Latest research developments
In October 2016, Dr Alain Kohl and his team published a new Zika research paper in PLOS detailing how they had uncovered more about the virus' genomic make-up and how it interacts with its host.
Working with Brazilian partners, the team at the MRC–Centre for Virus Research obtained a Zika virus isolate from a patient in Recife, Brazil. By comparing the genome sequence of the Brazilian isolate with that of a laboratory-cultured virus, they were able to identify a virus-derived molecule that inhibits an important part of the host antiviral system, which could be key to understanding how the virus causes disease.

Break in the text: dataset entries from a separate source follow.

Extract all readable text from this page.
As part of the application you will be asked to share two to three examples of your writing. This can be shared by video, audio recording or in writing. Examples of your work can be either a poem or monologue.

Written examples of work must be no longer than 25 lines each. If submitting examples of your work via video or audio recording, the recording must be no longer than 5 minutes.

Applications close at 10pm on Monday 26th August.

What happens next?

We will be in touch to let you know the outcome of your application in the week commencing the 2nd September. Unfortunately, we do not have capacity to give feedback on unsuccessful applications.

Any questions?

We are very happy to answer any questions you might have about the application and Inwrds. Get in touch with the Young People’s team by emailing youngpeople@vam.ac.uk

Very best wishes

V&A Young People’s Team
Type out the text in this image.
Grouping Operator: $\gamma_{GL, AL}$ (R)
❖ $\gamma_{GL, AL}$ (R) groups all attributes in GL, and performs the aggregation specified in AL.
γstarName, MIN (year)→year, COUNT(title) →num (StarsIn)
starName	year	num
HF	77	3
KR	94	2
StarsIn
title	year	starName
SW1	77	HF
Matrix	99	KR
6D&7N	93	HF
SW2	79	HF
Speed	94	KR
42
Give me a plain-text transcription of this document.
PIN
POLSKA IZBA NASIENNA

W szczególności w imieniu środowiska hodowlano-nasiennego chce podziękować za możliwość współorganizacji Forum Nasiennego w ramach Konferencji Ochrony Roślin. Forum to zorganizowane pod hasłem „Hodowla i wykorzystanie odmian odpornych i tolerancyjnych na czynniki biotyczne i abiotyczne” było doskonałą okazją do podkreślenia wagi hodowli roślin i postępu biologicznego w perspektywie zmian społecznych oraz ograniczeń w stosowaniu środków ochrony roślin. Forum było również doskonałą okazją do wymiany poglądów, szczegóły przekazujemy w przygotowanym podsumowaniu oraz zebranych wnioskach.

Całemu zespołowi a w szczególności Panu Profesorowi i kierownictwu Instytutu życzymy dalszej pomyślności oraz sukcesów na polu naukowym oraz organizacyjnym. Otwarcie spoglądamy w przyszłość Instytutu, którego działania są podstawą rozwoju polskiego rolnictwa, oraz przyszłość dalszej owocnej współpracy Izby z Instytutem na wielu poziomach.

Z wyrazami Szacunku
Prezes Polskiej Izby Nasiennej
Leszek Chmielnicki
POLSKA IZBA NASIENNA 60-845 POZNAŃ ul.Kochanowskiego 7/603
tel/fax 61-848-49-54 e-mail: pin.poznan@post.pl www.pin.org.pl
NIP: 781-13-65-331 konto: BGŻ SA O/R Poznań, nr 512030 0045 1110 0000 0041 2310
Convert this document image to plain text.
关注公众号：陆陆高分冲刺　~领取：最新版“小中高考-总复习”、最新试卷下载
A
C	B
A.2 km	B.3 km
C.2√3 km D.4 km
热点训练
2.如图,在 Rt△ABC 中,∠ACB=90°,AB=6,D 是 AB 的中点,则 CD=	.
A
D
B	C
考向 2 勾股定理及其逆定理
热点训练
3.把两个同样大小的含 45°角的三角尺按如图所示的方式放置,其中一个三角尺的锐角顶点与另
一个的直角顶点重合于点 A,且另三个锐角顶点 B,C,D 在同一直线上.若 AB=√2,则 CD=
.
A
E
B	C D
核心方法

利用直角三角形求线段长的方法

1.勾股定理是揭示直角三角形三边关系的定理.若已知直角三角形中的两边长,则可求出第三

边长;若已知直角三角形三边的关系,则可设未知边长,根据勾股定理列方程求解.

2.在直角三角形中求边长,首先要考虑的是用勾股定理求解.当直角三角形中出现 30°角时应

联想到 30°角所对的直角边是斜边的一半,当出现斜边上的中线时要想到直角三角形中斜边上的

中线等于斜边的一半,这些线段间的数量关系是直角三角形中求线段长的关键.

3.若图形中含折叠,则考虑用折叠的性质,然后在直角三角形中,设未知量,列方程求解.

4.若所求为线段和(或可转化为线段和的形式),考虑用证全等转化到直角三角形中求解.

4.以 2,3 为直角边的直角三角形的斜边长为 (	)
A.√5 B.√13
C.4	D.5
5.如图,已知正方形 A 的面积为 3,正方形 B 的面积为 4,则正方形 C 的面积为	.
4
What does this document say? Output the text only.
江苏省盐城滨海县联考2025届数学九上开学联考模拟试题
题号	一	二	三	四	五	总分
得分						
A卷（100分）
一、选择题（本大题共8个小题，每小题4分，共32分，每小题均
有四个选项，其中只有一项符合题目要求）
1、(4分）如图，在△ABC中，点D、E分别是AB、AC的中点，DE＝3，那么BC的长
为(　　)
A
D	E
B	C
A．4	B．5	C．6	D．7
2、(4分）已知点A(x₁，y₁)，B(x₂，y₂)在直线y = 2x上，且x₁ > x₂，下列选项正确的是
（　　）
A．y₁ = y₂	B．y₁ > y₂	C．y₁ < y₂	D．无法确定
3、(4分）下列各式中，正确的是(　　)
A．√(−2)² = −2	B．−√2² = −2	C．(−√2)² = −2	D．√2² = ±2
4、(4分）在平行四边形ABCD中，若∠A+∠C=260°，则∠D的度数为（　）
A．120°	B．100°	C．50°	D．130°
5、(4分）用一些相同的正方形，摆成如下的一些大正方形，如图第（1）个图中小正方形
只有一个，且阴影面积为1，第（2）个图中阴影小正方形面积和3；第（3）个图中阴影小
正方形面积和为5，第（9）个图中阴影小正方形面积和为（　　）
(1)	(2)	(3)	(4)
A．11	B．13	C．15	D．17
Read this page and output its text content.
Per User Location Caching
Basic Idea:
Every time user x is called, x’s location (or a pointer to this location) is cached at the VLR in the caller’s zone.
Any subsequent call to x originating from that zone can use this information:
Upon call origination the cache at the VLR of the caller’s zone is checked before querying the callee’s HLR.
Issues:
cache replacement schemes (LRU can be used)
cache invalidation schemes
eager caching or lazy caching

It was vital to examine this patient-derived virus genome from Brazil in order to have an accurate understanding as to how the virus works in humans. Virus strains that are cultivated in cell culture are problematic as they can mutate or adapt to their environment. The sequencing of this genome therefore helps to show the true pathogenesis of the Zika virus infection and could also be useful for future vaccine studies.
Original discovery of the Zika virus
Glasgow's involvement in Zika virus research can be traced back to the virus' discovery by Alexander Haddow in the 1940s.
Professor Alexander Haddow (1912–1978) was a graduate of the University of Glasgow and a Professor of Administrative Medicine from 1971 to 1978. He was also Administrative Dean of the Faculty of Medicine from 1970 to 1971.
Professor Haddow worked as an entomologist at the Uganda Virus Research Institute, then known as the Yellow Fever Research Institute, becoming Director from 1953–1965.
During his time in Uganda, Haddow was a key member of the investigative team that originally discovered the Zika virus, which at the time was not perceived to be a threat.
Professor Haddow’s original research documents relating to the discovery of the Zika virus were recently uncovered at the University of Glasgow’s archive.
The papers include hand-drawn graphs, annotated mosquito catch tables, slides, images and drawings depicting the forests in Uganda where the Zika virus was first found.